Biyografiler.com : Her yaşam bir iz bırakır. | Türkiye'nin en çok okunan biyografi sitesine hoş geldiniz.

Demirkubuz’un ‘Kader’i ‘Takva’nın elinde

2006-09-24

Altın Portakal’da bugün herkes ‘Takva’yı konuşuyor. ‘Herkes’ten kasıt, festivali takip edenler elbette. Neredeyse rakipsiz gözüken Demirkubuz’un ‘Kader’i tehlikeye girdi (mi acaba?)

Türk Sineması’nın az sayıda yeni ustalarından Zeki Demirkubuz’un son filmi ‘Kader’ merakla beklenmiş, iştahla seyredilmiş, şehvetle sevilmişti. ‘Kader’de Demirkubuz, 97’de çektiği enfes ikinci filmi ‘Masumiyet’te Haluk Bilginer’in uzun uzun anlattığı geçmişe eğiliyor, karakterleri ve yaşamış oldukları olayları detaylandırıyor.

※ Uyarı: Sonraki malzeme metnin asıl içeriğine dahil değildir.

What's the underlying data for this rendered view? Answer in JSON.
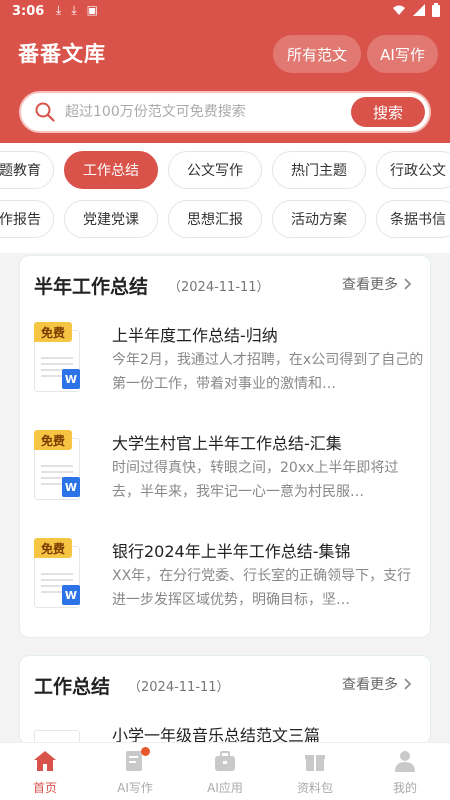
{
  "status": {
    "time": "3:06",
    "icons": [
      "download-icon",
      "download-icon",
      "a-icon"
    ],
    "right": [
      "wifi-icon",
      "signal-icon",
      "battery-icon"
    ]
  },
  "header": {
    "title": "番番文库",
    "all_docs": "所有范文",
    "ai_write": "AI写作"
  },
  "search": {
    "placeholder": "超过100万份范文可免费搜索",
    "button": "搜索"
  },
  "tags": {
    "row1": [
      "题教育",
      "工作总结",
      "公文写作",
      "热门主题",
      "行政公文"
    ],
    "row2": [
      "作报告",
      "党建党课",
      "思想汇报",
      "活动方案",
      "条据书信"
    ],
    "active": "工作总结"
  },
  "sections": [
    {
      "title": "半年工作总结",
      "date": "（2024-11-11）",
      "more": "查看更多",
      "docs": [
        {
          "badge": "免费",
          "type": "W",
          "title": "上半年度工作总结-归纳",
          "desc": "今年2月，我通过人才招聘，在x公司得到了自己的第一份工作，带着对事业的激情和…"
        },
        {
          "badge": "免费",
          "type": "W",
          "title": "大学生村官上半年工作总结-汇集",
          "desc": "时间过得真快，转眼之间，20xx上半年即将过去，半年来，我牢记一心一意为村民服…"
        },
        {
          "badge": "免费",
          "type": "W",
          "title": "银行2024年上半年工作总结-集锦",
          "desc": "XX年，在分行党委、行长室的正确领导下，支行进一步发挥区域优势，明确目标，坚…"
        }
      ]
    },
    {
      "title": "工作总结",
      "date": "（2024-11-11）",
      "more": "查看更多",
      "docs": [
        {
          "title": "小学一年级音乐总结范文三篇"
        }
      ]
    }
  ],
  "nav": [
    {
      "label": "首页",
      "icon": "home-icon",
      "active": true
    },
    {
      "label": "AI写作",
      "icon": "edit-doc-icon",
      "active": false
    },
    {
      "label": "AI应用",
      "icon": "briefcase-icon",
      "active": false
    },
    {
      "label": "资料包",
      "icon": "gift-icon",
      "active": false
    },
    {
      "label": "我的",
      "icon": "user-icon",
      "active": false
    }
  ],
  "colors": {
    "brand": "#d9534a",
    "free_badge": "#f6c544",
    "word_blue": "#2b73e6"
  }
}
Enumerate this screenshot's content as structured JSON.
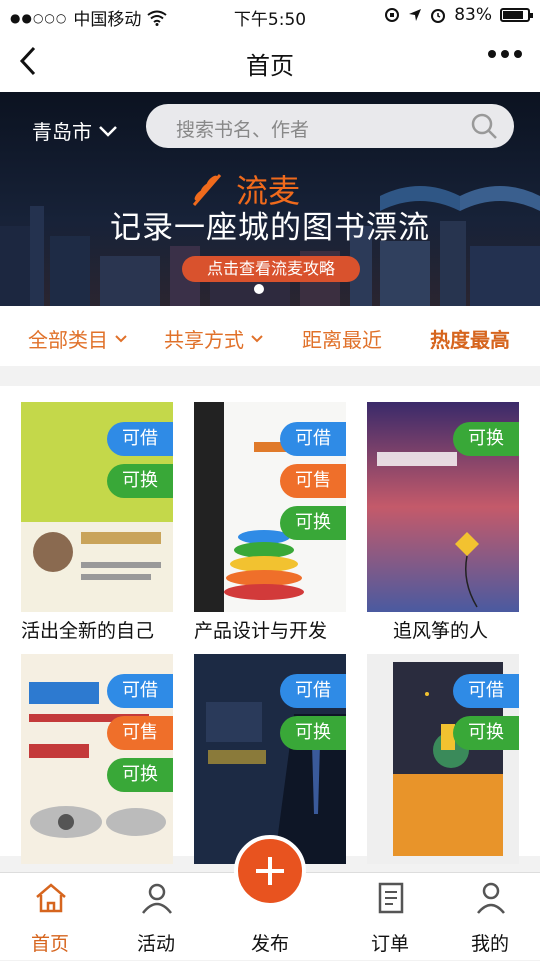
{
  "status": {
    "carrier": "中国移动",
    "time": "下午5:50",
    "battery": "83%",
    "battery_level": 0.83
  },
  "nav": {
    "title": "首页"
  },
  "banner": {
    "city": "青岛市",
    "search_placeholder": "搜索书名、作者",
    "brand": "流麦",
    "slogan": "记录一座城的图书漂流",
    "guide_button": "点击查看流麦攻略"
  },
  "filters": [
    "全部类目",
    "共享方式",
    "距离最近",
    "热度最高"
  ],
  "books": [
    {
      "title": "活出全新的自己",
      "tags": [
        "可借",
        "可换"
      ]
    },
    {
      "title": "产品设计与开发",
      "tags": [
        "可借",
        "可售",
        "可换"
      ]
    },
    {
      "title": "追风筝的人",
      "tags": [
        "可换"
      ]
    },
    {
      "title": "",
      "tags": [
        "可借",
        "可售",
        "可换"
      ]
    },
    {
      "title": "",
      "tags": [
        "可借",
        "可换"
      ]
    },
    {
      "title": "",
      "tags": [
        "可借",
        "可换"
      ]
    }
  ],
  "tabs": [
    "首页",
    "活动",
    "发布",
    "订单",
    "我的"
  ],
  "colors": {
    "accent": "#e8531f",
    "tag_borrow": "#2f8be6",
    "tag_swap": "#39a838",
    "tag_sell": "#ef6f2a"
  },
  "icons": [
    "signal-icon",
    "wifi-icon",
    "back-icon",
    "more-icon",
    "chevron-down-icon",
    "search-icon",
    "wheat-icon",
    "home-icon",
    "activity-icon",
    "plus-icon",
    "order-icon",
    "user-icon"
  ]
}
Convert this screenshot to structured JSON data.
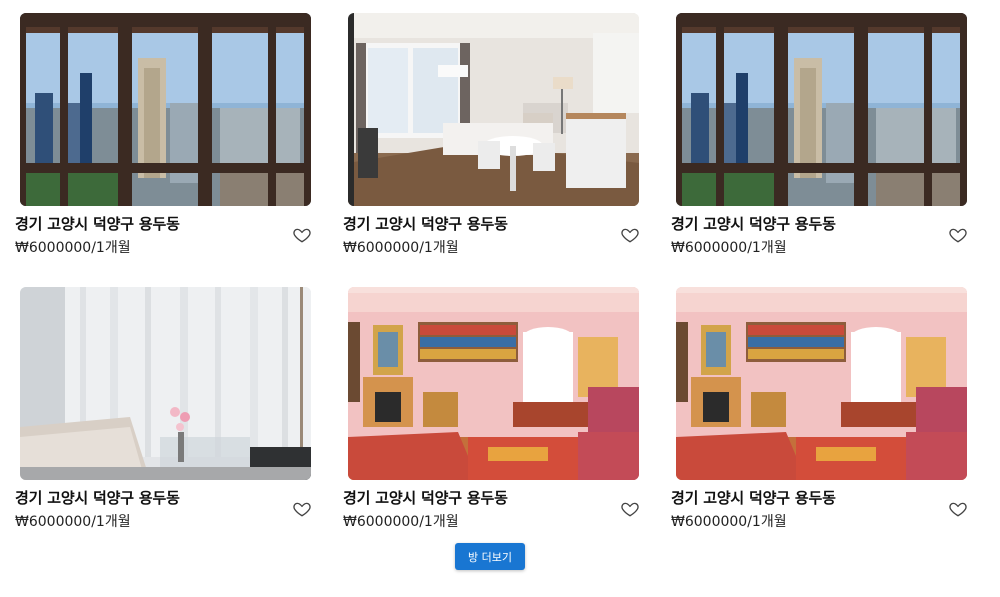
{
  "listings": [
    {
      "title": "경기 고양시 덕양구 용두동",
      "price": "₩6000000/1개월",
      "photo": "city-view-window-photo",
      "favorite_icon": "heart-outline-icon"
    },
    {
      "title": "경기 고양시 덕양구 용두동",
      "price": "₩6000000/1개월",
      "photo": "studio-room-photo",
      "favorite_icon": "heart-outline-icon"
    },
    {
      "title": "경기 고양시 덕양구 용두동",
      "price": "₩6000000/1개월",
      "photo": "city-view-window-photo",
      "favorite_icon": "heart-outline-icon"
    },
    {
      "title": "경기 고양시 덕양구 용두동",
      "price": "₩6000000/1개월",
      "photo": "white-curtain-bedroom-photo",
      "favorite_icon": "heart-outline-icon"
    },
    {
      "title": "경기 고양시 덕양구 용두동",
      "price": "₩6000000/1개월",
      "photo": "pink-living-room-photo",
      "favorite_icon": "heart-outline-icon"
    },
    {
      "title": "경기 고양시 덕양구 용두동",
      "price": "₩6000000/1개월",
      "photo": "pink-living-room-photo",
      "favorite_icon": "heart-outline-icon"
    }
  ],
  "more_button": {
    "label": "방 더보기"
  },
  "colors": {
    "accent": "#1976d2",
    "text": "#111111"
  }
}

Yönetmen Özer Kızıltan’ın, Önder Çakar’ın senaryosundan başarıyla beyazperdeye aktardığı ilk uzun metraj filmi ‘Takva’yı görene kadar, neredeyse rakipsizdi ‘Kader’.

Zeki Demirkubuz’un, aşka dair herşeyi en sert şekilde anlattığı filmi ‘Kader’, ustanın başyapıtı. ‘Masumiyet’te -belki biraz istemeden de olsa- Güven Kıraç’ın canlandırdığı karakter öne çıkmıştı. Asıl ‘derin’ geçmişin sahibi Bekir (‘Masumiyet’te Haluk Bilginer) ve onun uğruna herşeyden vazgeçtiği karşılıksız aşkı Uğur (‘Masumiyet’te Derya Alabora), trajik hikayelerini ‘Kader’de, ilk tanıştıkları günden bugüne bizimle paylaşıyorlar. (Olayı günümüzde geçiyor gibi vermiş yönetmen.)

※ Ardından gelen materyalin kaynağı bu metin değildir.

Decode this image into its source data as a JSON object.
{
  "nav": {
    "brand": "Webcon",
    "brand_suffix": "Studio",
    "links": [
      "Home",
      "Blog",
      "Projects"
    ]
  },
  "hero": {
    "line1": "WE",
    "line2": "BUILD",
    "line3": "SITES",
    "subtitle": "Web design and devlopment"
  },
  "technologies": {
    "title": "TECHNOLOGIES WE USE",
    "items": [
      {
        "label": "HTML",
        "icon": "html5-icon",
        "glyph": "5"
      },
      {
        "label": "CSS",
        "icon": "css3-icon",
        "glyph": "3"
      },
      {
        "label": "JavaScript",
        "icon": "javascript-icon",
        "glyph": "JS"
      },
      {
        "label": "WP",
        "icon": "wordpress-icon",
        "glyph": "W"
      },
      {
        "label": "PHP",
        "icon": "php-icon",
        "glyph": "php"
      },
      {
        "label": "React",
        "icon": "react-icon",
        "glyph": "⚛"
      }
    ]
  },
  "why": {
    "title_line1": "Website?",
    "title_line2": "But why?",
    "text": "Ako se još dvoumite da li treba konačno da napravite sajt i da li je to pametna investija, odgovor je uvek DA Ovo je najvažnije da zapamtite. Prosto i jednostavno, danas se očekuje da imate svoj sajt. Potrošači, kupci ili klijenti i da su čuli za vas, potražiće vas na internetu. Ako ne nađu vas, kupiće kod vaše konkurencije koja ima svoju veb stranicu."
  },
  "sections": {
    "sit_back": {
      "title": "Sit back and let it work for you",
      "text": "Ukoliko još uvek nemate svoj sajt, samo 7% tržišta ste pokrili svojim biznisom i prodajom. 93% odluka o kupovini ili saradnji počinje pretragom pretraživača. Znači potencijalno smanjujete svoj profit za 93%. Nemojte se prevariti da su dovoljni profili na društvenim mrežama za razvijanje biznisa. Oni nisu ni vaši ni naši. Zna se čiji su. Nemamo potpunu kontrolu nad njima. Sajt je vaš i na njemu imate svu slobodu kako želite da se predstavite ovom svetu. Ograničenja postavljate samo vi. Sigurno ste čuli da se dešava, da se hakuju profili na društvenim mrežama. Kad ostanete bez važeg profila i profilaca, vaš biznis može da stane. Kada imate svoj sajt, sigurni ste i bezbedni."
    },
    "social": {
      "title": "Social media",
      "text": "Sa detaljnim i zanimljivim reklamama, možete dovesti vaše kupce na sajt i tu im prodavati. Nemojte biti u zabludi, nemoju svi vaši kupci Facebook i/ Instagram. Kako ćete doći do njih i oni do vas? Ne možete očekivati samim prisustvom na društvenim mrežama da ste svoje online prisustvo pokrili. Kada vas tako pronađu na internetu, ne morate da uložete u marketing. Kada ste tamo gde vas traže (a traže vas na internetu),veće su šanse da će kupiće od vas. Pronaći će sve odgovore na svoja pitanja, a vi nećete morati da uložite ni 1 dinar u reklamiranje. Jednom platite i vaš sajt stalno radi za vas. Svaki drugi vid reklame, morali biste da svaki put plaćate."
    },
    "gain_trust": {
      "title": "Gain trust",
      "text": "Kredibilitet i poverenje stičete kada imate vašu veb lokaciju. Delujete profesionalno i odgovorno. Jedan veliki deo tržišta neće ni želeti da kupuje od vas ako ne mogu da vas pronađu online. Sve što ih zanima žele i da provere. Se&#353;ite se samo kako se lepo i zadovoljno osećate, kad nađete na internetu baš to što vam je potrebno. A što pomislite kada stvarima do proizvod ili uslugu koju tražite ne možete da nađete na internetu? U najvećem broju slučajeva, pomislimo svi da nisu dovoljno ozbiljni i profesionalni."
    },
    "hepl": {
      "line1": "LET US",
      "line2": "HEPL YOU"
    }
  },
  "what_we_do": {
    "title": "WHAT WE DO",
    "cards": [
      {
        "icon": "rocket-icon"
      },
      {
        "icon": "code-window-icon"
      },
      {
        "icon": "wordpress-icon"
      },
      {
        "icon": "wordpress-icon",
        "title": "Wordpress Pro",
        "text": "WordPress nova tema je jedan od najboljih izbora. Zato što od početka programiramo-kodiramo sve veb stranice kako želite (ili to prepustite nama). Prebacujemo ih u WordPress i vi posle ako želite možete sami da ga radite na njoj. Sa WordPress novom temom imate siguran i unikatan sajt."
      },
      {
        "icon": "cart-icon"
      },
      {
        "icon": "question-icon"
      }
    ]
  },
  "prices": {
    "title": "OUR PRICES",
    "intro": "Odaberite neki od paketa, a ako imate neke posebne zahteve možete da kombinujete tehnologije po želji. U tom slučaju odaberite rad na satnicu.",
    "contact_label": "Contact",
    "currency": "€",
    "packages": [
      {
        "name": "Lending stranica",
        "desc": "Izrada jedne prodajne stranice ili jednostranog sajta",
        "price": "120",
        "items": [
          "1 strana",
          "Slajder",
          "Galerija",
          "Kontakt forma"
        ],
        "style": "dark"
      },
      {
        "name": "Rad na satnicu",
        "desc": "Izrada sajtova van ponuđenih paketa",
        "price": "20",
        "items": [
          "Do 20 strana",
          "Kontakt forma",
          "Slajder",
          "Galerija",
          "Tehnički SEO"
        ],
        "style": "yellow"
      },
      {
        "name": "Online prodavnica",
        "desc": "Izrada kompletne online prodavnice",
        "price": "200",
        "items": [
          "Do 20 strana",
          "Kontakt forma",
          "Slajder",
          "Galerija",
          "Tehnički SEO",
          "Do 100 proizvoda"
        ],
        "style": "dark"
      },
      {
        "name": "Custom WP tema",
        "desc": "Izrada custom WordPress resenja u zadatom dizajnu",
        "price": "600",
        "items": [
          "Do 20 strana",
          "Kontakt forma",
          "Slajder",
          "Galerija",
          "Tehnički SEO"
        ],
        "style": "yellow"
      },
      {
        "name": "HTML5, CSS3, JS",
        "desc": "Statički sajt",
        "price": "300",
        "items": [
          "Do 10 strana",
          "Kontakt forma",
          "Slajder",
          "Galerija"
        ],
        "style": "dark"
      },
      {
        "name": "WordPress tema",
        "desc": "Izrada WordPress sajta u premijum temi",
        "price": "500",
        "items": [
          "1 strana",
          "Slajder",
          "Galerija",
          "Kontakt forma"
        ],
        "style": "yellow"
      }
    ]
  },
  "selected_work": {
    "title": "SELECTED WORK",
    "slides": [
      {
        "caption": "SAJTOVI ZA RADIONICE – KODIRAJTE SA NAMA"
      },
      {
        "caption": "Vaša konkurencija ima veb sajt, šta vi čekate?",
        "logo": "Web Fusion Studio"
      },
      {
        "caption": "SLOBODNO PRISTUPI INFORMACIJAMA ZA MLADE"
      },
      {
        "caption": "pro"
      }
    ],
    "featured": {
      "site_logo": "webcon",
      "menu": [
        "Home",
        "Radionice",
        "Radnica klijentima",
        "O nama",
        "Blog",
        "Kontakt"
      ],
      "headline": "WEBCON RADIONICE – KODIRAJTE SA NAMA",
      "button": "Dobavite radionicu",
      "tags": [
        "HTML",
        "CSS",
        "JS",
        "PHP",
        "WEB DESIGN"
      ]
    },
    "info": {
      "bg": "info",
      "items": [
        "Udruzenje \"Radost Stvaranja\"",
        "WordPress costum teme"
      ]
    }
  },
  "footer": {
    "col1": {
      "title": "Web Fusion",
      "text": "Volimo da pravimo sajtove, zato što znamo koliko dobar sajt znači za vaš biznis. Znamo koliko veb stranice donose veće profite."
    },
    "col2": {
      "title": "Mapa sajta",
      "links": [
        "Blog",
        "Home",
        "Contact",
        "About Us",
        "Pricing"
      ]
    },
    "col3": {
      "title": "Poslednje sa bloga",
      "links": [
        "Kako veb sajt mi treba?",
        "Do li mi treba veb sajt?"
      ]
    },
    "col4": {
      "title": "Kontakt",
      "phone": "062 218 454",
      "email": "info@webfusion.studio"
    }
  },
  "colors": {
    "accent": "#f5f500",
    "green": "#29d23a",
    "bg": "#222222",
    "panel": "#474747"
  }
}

Gerçekten aşkı tanıyanların ve koşulsuz aşık olanların filmi bu. Uğur’u canlandıran genç oyuncu (geçen senenin Altın Portakallısı) Vildan Atasever’e rağmen, kesintisiz akıyor film. Filmdeki ‘ağzı bozukluk’ rahatsız edici boyutta, ancak tam da olması gerektiği gibi. Demirkubuz’un, kenar mahalleleri ne kadar iyi tanıdığının da bir göstergesi adeta. Bu ‘acımasız’ dili yekten kabul ettiğinizde, Demirkubuz mükellef bir ziyafete davet ediyor seyirciyi. Film bittiğinde midenizde hissedeceğiniz yumruk hissi, garanti sertifikalı!

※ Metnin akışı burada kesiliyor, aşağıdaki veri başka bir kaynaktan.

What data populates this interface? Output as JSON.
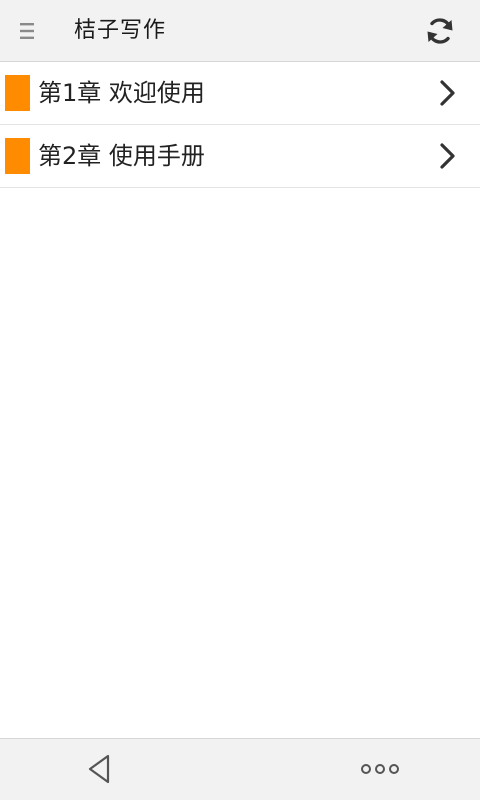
{
  "app_bar": {
    "title": "桔子写作",
    "menu_icon": "menu-icon",
    "refresh_icon": "refresh-icon"
  },
  "chapters": [
    {
      "label": "第1章 欢迎使用"
    },
    {
      "label": "第2章 使用手册"
    }
  ],
  "nav_bar": {
    "back_icon": "back-triangle-icon",
    "more_icon": "more-dots-icon"
  },
  "colors": {
    "accent": "#ff8c00",
    "bar_background": "#f2f2f2",
    "text": "#222222",
    "divider": "#e3e3e3"
  }
}
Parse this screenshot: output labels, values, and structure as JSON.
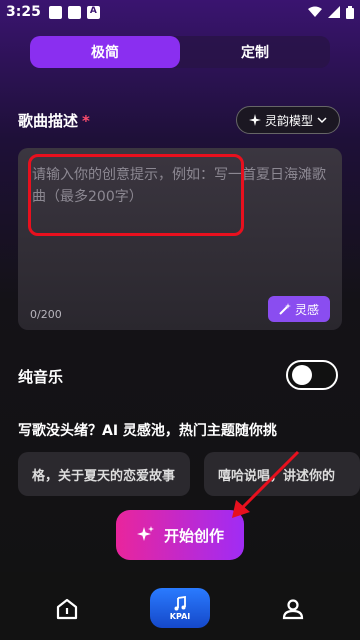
{
  "status_bar": {
    "time": "3:25"
  },
  "tabs": [
    {
      "label": "极简",
      "active": true
    },
    {
      "label": "定制",
      "active": false
    }
  ],
  "song_description": {
    "title": "歌曲描述",
    "required_mark": "*",
    "model_button": "灵韵模型",
    "placeholder": "请输入你的创意提示，例如：写一首夏日海滩歌曲（最多200字）",
    "char_count": "0/200",
    "inspire_button": "灵感"
  },
  "pure_music": {
    "label": "纯音乐",
    "enabled": false
  },
  "inspiration": {
    "title": "写歌没头绪？AI 灵感池，热门主题随你挑",
    "chips": [
      "格，关于夏天的恋爱故事",
      "嘻哈说唱，讲述你的"
    ]
  },
  "create_button": "开始创作",
  "bottom_nav": {
    "kpai_label": "KPAI"
  },
  "colors": {
    "accent": "#8a2ff0",
    "create_gradient_start": "#e9259c",
    "create_gradient_end": "#a02cf5",
    "highlight_red": "#e8101e"
  }
}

Daha önceden, çektiği kısa filmleriyle (Dikkat Fare Var, Sıkıntı, Son Karar, Gözlerin Yeşilçamın Son Yangını) tanıdığımız Özer Kızıltan, ilk uzun metraj çalışmasında, heybetli bir filmle çıkıyor karşımıza: ‘Takva’. İnanan insanın içindeki ‘Allah korkusu’ demek kısaca ‘Takva’. Film, önemli senaristlerimizden -Yeni Sinemacılar’ üyesi- Önder Çakar’ın nitelikli senaryosu üstüne bina oluyor. Çakar, kameranın iki tarafında da rol almış deneyimli bir sinema adamı, yalnız senarist demek çok yanlış olur. Kendisi bu filmin yapımcılarından aynı zamanda...

Sağlam bir senaryonun ne denli önemli olduğuna, üç beş yaratıcı fikrin bir film meydana getirmeye yetmediğine, olumlu bir örnek ‘Takva’. Toronto’dan da taze ödülle dönmüş olan film, sinematografik anlamda herhangi bir kusura sahip değil. Görüntü yönetimi, kurgu, müzik seçimi harika. Oyunculuklar en üst düzeyde; özellikle Erkan Can, aşmış oyunculuğun ‘öte âlem’ine.

‘Kader’de Bekir’i canlandıran genç oyuncu Ufuk Bayraktar’la kıyasıya bir rekabet yaşanacağı belli, En İyi Erkek Oyuncu dalında. Gerçi Can zor bırakır ‘portakal’ın ucunu...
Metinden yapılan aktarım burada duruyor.